The insulation value of new products depends on the thickness with which they are applied. Types of new insulation that can achieve a value of R-19 are fiberglass batts, rock wool or blanket insulation made from natural fibers. New insulation is labeled as to its effectiveness in resisting heat or cold.
Outdoor sidings and roofing materials also add to the R-value, so any added insulation with an R-value of 19 will actually have a higher resistance to heat or cold penetration.
Denim and paper are recycled to create insulation for homes and buildings. These products are manufactured in different weights and thicknesses. These types of insulation generally emit no hazardous gases into the environment. The materials are shredded and placed in bats or sold as loose insulation to be blown into walls and roofs. The advantage that these products have is that they use fewer natural resources and the energy to create them is often less than for other new insulation products like fiberglass.

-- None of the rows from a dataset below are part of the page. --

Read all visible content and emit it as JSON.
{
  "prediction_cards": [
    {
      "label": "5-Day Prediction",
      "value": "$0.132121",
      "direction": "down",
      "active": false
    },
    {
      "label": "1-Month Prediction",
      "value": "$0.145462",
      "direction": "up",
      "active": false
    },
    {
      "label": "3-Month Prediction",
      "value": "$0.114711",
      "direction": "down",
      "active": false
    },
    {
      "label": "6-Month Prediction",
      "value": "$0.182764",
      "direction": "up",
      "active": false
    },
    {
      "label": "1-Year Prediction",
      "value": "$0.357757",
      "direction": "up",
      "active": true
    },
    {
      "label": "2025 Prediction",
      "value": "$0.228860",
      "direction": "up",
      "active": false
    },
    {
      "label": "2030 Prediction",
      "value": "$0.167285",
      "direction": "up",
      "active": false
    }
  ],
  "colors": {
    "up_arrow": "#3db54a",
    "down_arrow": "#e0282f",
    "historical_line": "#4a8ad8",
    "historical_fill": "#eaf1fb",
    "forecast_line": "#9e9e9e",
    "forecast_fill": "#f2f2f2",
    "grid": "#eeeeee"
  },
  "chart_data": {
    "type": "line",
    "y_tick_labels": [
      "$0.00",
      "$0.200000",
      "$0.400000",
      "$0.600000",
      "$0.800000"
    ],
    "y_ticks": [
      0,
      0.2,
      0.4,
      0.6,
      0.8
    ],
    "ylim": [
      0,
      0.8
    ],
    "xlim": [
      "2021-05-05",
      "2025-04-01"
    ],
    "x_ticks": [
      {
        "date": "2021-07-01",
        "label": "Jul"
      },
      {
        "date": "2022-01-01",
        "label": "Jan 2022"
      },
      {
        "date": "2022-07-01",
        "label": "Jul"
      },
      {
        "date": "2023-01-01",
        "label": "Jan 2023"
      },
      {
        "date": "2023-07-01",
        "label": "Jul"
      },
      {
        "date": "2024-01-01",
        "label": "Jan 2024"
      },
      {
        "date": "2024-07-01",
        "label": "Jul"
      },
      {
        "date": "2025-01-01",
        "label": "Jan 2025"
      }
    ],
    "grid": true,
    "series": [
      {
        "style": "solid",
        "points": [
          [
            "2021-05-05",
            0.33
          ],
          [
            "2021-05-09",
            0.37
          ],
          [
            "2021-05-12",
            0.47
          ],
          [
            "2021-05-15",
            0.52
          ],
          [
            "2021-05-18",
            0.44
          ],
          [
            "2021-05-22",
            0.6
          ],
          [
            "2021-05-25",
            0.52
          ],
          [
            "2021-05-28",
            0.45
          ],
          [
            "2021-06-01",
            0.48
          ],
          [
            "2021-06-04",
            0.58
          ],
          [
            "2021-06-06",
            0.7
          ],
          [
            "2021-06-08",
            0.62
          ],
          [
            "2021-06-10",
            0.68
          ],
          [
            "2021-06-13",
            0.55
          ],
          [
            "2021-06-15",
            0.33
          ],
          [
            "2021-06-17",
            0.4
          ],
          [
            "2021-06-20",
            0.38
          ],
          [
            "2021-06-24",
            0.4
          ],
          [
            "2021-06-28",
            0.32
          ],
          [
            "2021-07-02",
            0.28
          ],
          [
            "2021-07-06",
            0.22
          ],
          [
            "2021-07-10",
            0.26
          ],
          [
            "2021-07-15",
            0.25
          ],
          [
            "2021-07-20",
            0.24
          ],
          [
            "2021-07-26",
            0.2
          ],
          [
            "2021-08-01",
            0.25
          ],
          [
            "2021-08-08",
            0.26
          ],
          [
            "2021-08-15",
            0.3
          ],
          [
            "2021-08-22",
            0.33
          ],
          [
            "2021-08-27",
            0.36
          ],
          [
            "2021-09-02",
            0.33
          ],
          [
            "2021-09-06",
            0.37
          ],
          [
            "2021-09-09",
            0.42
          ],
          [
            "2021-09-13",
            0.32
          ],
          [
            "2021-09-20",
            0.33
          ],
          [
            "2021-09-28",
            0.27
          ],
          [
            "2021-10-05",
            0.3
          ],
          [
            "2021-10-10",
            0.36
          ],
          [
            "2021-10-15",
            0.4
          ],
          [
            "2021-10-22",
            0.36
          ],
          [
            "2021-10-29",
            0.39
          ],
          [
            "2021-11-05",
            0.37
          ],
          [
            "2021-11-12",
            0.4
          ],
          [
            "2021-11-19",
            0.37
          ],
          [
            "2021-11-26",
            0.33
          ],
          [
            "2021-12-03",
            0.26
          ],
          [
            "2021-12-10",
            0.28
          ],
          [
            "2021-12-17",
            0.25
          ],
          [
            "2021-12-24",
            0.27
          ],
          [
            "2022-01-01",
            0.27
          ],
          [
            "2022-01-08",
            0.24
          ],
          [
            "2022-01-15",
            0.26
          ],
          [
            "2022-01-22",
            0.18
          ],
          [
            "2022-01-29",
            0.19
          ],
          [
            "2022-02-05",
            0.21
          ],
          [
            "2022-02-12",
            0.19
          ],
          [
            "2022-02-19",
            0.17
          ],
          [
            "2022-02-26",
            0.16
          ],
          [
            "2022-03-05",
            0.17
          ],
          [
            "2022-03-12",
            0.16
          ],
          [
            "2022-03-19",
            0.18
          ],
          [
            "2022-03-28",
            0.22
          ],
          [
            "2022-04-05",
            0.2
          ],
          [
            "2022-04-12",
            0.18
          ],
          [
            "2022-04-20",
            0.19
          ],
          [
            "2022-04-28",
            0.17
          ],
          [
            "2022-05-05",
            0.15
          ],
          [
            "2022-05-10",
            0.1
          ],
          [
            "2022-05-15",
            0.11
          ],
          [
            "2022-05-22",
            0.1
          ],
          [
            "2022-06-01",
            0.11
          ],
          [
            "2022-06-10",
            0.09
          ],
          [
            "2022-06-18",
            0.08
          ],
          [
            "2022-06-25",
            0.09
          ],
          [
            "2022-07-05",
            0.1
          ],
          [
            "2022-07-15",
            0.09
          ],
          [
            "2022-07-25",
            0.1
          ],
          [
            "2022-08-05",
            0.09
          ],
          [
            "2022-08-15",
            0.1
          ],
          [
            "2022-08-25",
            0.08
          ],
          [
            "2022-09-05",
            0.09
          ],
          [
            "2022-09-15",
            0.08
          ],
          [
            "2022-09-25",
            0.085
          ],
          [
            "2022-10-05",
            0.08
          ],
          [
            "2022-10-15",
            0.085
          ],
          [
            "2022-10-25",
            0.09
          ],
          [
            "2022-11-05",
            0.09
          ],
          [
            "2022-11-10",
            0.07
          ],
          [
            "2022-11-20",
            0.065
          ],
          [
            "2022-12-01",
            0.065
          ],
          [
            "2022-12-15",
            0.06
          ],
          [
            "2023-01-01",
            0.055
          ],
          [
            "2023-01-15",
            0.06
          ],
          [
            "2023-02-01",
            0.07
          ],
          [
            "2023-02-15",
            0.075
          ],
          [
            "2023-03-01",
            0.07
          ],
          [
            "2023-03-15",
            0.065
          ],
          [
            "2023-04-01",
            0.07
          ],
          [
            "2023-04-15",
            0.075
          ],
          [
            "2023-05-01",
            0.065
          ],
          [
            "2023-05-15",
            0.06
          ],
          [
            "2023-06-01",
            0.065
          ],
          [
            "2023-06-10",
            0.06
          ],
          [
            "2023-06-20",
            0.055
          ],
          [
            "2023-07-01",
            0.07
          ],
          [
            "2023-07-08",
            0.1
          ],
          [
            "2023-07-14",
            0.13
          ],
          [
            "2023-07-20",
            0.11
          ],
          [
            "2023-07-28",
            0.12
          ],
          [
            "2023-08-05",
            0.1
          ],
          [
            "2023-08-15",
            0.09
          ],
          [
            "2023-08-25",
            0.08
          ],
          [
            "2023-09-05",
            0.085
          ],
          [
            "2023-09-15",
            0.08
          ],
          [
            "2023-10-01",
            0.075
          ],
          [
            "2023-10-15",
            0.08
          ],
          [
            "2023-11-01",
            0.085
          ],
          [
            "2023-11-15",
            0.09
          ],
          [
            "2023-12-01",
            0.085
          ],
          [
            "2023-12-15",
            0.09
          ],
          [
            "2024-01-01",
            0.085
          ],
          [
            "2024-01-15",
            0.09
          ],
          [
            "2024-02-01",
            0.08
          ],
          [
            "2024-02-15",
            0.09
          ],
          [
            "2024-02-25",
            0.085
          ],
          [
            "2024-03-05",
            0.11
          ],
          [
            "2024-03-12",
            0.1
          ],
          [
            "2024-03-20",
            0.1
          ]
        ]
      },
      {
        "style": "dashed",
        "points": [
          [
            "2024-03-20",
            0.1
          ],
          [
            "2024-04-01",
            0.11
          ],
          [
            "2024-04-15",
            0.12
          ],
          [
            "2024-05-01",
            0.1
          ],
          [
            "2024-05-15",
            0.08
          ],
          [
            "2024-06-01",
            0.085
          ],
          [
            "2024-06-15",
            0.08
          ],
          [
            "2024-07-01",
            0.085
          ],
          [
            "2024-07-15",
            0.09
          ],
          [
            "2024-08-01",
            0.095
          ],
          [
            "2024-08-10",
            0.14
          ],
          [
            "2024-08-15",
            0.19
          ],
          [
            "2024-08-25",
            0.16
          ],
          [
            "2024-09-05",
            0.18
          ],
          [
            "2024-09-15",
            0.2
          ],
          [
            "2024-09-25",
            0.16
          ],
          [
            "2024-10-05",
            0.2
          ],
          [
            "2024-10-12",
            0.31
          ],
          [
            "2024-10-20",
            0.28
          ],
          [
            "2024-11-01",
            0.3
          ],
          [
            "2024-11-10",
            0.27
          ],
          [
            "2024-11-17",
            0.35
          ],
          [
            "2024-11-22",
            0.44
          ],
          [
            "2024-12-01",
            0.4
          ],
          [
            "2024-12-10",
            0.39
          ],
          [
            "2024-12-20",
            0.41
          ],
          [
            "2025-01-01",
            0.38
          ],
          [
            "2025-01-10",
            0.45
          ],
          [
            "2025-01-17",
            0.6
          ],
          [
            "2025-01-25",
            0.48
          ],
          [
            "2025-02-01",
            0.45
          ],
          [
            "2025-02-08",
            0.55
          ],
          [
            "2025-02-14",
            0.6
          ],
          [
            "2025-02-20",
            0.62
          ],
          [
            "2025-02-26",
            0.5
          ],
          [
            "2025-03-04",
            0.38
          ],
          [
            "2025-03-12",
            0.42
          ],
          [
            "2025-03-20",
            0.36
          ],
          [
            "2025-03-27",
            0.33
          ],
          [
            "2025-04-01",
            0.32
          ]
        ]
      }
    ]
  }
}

Buildings made from concrete blocks can utilize insulated blocks that have insulation built into the product. According to the U.S. Department of Energy, these types of insulation provide excellent thermal resistance. These blocks also have a long shelf life, since they are made from concrete with sheets of foam insulation inside. Besides new and recycled insulation, builders can wrap buildings with reflective foil or sheets of foam insulation that includes a reflective backing to bring the building up to the R-19 specification.
The Energy Star program of the federal Environmental Protection Agency (EPA) recommends that homes have insulation with R-values appropriate for the climate. The EPA recommends R-values of 19 for flooring in Zones 2 and 3, generally states in the southeast and southwestern portions of the U.S. Wall and roof insulation levels are higher for all zones.